When he was quite young he went to work on his parents farm, and there was no time for "schoolin'" in his life from that day forward.  
So, the day he closed that book, it was an end to a thing we had shared and it never came back.
Even at four years old there was a sadness I felt and somehow I also knew Grandpa was embarrassed
but I didn't know why. 
I think that is part of the lesson in this memory today.  
How able am I to let go of what has been and find joy in what comes next?
He loved telling stories.
Fortunately, he kept telling them, they just didn't come out of books, they came out of his life.
AND this might be the other thing that I'm learning.
My favorite stories are the ones I hear about people themselves.
The story that they have seen and lived.
The truth of their moments.
The source of their hopes, passions and even their disappointments or rejection.
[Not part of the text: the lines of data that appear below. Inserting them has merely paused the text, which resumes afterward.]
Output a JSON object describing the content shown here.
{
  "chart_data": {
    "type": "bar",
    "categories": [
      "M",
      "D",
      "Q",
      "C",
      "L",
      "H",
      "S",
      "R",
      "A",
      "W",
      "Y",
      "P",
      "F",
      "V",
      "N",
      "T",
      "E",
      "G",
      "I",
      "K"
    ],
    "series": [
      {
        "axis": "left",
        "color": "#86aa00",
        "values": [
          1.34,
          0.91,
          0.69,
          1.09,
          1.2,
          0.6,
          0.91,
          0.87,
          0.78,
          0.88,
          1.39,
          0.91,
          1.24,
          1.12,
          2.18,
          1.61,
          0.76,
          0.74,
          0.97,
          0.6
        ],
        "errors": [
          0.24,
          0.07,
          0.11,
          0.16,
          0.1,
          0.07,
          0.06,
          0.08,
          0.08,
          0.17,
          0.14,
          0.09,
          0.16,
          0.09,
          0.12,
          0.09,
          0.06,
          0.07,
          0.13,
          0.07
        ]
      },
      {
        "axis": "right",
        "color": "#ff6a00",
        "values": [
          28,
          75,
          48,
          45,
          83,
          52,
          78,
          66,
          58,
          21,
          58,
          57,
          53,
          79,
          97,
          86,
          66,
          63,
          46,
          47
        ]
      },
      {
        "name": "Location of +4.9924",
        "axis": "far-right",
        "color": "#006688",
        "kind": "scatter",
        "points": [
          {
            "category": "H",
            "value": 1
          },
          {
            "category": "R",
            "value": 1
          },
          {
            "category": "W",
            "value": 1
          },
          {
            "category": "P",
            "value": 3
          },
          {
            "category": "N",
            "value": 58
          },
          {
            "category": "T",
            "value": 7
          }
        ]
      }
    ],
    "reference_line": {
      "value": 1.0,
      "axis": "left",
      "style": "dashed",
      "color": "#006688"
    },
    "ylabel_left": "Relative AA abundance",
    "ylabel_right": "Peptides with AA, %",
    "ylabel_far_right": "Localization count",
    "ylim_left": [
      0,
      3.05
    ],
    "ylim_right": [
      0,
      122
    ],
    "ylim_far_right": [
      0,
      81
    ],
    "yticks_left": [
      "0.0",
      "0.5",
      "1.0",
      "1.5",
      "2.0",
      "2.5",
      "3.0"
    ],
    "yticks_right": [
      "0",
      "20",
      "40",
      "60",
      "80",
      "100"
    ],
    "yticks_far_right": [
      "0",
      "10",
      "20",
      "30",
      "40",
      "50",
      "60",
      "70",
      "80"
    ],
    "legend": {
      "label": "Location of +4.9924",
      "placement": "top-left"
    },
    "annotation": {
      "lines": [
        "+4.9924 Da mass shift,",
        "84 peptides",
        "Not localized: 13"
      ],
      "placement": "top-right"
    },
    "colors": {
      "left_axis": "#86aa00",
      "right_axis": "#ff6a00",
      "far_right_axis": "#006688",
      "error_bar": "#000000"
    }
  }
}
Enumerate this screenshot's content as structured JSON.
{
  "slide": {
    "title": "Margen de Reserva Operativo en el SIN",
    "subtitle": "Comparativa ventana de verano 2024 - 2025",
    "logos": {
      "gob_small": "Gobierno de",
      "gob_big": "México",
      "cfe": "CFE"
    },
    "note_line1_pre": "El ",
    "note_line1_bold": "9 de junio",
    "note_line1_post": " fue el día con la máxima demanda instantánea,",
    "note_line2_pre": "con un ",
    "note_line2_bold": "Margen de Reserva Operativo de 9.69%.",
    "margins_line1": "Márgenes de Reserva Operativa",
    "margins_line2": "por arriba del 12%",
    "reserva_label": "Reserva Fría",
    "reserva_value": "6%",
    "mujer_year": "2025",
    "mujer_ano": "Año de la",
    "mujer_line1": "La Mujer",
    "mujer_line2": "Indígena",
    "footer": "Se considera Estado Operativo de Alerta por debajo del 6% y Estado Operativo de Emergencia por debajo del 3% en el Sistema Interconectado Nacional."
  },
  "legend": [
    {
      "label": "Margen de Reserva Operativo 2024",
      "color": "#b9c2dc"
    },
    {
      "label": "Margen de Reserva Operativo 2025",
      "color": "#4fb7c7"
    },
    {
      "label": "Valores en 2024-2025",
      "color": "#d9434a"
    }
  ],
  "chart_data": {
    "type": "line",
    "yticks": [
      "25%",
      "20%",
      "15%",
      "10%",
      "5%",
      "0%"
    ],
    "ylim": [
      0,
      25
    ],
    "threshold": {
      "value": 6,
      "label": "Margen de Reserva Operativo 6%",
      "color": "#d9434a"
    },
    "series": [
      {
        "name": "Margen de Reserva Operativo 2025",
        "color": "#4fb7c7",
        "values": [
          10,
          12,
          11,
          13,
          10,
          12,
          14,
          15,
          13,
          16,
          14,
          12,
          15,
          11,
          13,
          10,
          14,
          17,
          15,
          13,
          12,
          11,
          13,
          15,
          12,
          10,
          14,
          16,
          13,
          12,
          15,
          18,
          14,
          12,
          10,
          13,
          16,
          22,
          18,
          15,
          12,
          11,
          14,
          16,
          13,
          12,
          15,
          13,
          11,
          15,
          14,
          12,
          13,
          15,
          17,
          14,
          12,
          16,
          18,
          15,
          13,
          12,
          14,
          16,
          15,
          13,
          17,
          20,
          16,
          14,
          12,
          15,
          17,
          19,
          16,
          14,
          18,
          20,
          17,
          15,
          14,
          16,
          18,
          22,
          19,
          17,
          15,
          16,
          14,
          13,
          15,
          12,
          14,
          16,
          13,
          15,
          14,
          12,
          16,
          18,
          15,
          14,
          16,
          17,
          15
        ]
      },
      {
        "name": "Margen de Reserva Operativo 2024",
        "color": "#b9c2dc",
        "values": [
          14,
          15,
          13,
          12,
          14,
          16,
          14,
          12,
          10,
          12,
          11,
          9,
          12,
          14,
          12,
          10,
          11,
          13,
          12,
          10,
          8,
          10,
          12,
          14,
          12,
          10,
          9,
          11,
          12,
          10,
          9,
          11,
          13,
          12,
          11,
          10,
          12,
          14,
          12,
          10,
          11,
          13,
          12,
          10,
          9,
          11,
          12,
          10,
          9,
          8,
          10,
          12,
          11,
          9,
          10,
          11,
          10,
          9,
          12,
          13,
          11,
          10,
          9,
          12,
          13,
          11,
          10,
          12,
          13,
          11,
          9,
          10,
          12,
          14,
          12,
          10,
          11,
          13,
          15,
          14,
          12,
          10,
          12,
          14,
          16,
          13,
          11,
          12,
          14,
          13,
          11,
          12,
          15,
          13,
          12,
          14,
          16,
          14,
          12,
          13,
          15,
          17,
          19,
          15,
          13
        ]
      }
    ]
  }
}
Oftentimes their story is very different than the one I thought I knew about them.
Sometimes they're revealed haltingly, with intense struggle or the converse, 
they are told without any feeling at all.
I have even heard some told with laughter in what felt to be wrong places.
Places where there was pain, and nothing that was funny at all; but there it was in their voice.
A concealer, a disguise, a mask.
Dr. Seuss was a good storyteller, but honestly, my Grandpa was better.
At least I'll always think so.
And I'm incredibly thankful for the stories that were his,
                                The ones that came out after he put the book down.